Our plant in Georgia operates around the clock, continuously feeding the supercritical hydrolysis process.
Chunks In Feedstock
Our biomass inputs tend to agglomerate and form big chunks during shipment to the plant. Because our conversion equipment is sensitive to large, tough debris, we must break up these larger pieces of biomass in the early stages of the process before sending feed to slurrying tanks.
When we originally developed and implemented Plantrose technology several years ago, we purchased a lump breaker to handle the woody biomass and feedstock materials.
The lump breaker uses a once-through chopping action to crush material to facilitate mixing and conveying. However, wide gaps in the unit allowed biomass chunks to pass through into the feed system. This caused troublesome clogs in the process on a daily basis, and required operators to halt the operation for up to two hours each time to remove the offending clumps. These continuous stops and starts to the system drain energy and productivity, and cause undue stress and wear on the equipment.
After conducting research on available industrial waste-reduction products, we ultimately reached out to JWC Environmental, Costa Mesa, Calif., for more information on its Monster Industrial family of waste shredders and grinders. The variety of applications the shredders handled, including similar waste-to-energy endeavors, intrigued our engineering team.
A Better Solution
We opted for a Monster Industrial 3-Shred unit (Figure 1). The grinder comprises two rows of sharp steel cutters that rotate toward one another at low speed. The cutters are stacked in a helical pattern, so the teeth reach up and proactively grab material and pull it into the grinder for reliable size reduction. The unit also has much tighter tolerances than the lump breaker we had, so the wood chunks can’t bypass the cutter stack.
“JWC Environmental worked with us to design a unit that was perfect for our needs,” says David Biondo, our senior process engineer.

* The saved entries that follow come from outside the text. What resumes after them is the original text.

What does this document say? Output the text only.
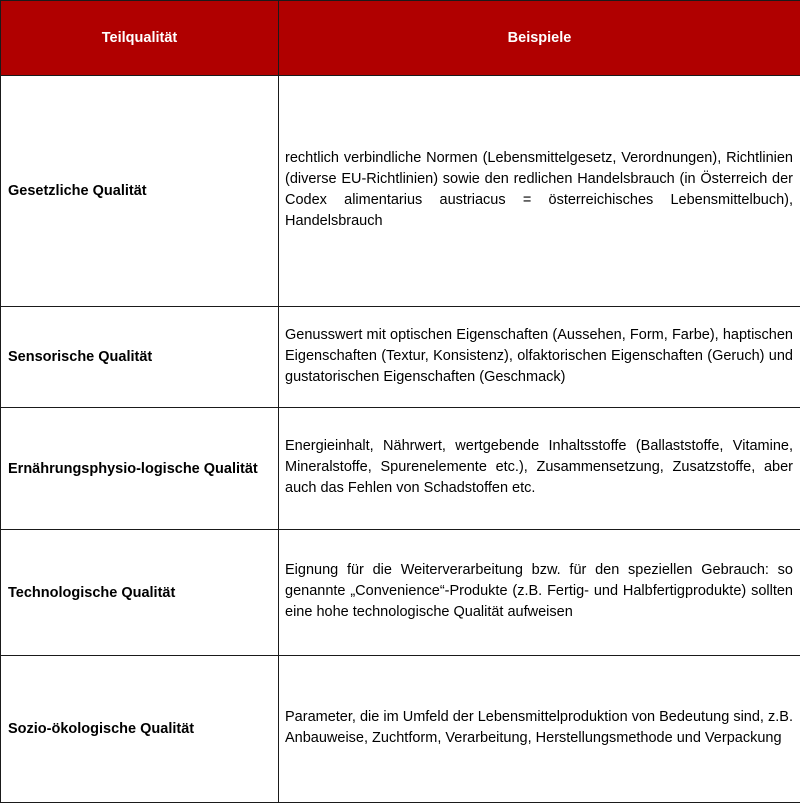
Teilqualität	Beispiele
Gesetzliche Qualität	rechtlich verbindliche Normen (Lebensmittelgesetz, Verordnungen), Richtlinien (diverse EU-Richtlinien) sowie den redlichen Handelsbrauch (in Österreich der Codex alimentarius austriacus = österreichisches Lebensmittelbuch), Handelsbrauch

Sensorische Qualität	Genusswert mit optischen Eigenschaften (Aussehen, Form, Farbe), haptischen Eigenschaften (Textur, Konsistenz), olfaktorischen Eigenschaften (Geruch) und gustatorischen Eigenschaften (Geschmack)

Ernährungsphysio-logische Qualität	Energieinhalt, Nährwert, wertgebende Inhaltsstoffe (Ballaststoffe, Vitamine, Mineralstoffe, Spurenelemente etc.), Zusammensetzung, Zusatzstoffe, aber auch das Fehlen von Schadstoffen etc.

Technologische Qualität	Eignung für die Weiterverarbeitung bzw. für den speziellen Gebrauch: so genannte „Convenience“-Produkte (z.B. Fertig- und Halbfertigprodukte) sollten eine hohe technologische Qualität aufweisen

Sozio-ökologische Qualität	Parameter, die im Umfeld der Lebensmittelproduktion von Bedeutung sind, z.B. Anbauweise, Zuchtform, Verarbeitung, Herstellungsmethode und Verpackung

The Monster Industrial team worked with him to incorporate several customized features including a slim, 13-tooth cutter configuration to ensure a fine particle output of the woody biomass to prevent clogs and maintain flow. “The grinder ensures the woody material comes out the way we need it to,” Biondo notes. “It cuts, squeezes and crushes the biomass chunks and they fall apart as soon as they hit [the] slurrying feed system. The woody material goes into the grinder looking like hockey puck chunks and comes out looking like Puppy Chow pieces.”
Total purchase cost of the unit was $25,000. We were responsible for its installation, which took place in the second quarter of 2015. This involved removing the old lump breaker, fabricating some transition pieces because the grinder and lump breaker weren’t the same size, and then installing the grinder. In all, the installation process only took a few days.
The 3-Shred has solved our feed problem. Now, we can focus on commercializing the Plantrose process and boosting our business rather than spending time on equipment downtime due to clogging.
Just The Start
Renmatix is confident that cheap, abundant cellulosic sugars will foster the next wave of clean renewable fuels and chemicals. Use of these chemical building blocks will continue to reduce our dependence on petroleum and petroleum-based goods while also providing green alternatives that appeal to consumers. By supplying these key intermediary sugars at market-leading prices, Renmatix is helping open the door to an accelerated, large-scale bio-based industrial revolution. Ensuring our system can run the way it should — without pipeline clogs or system interrupts — is essential to that process.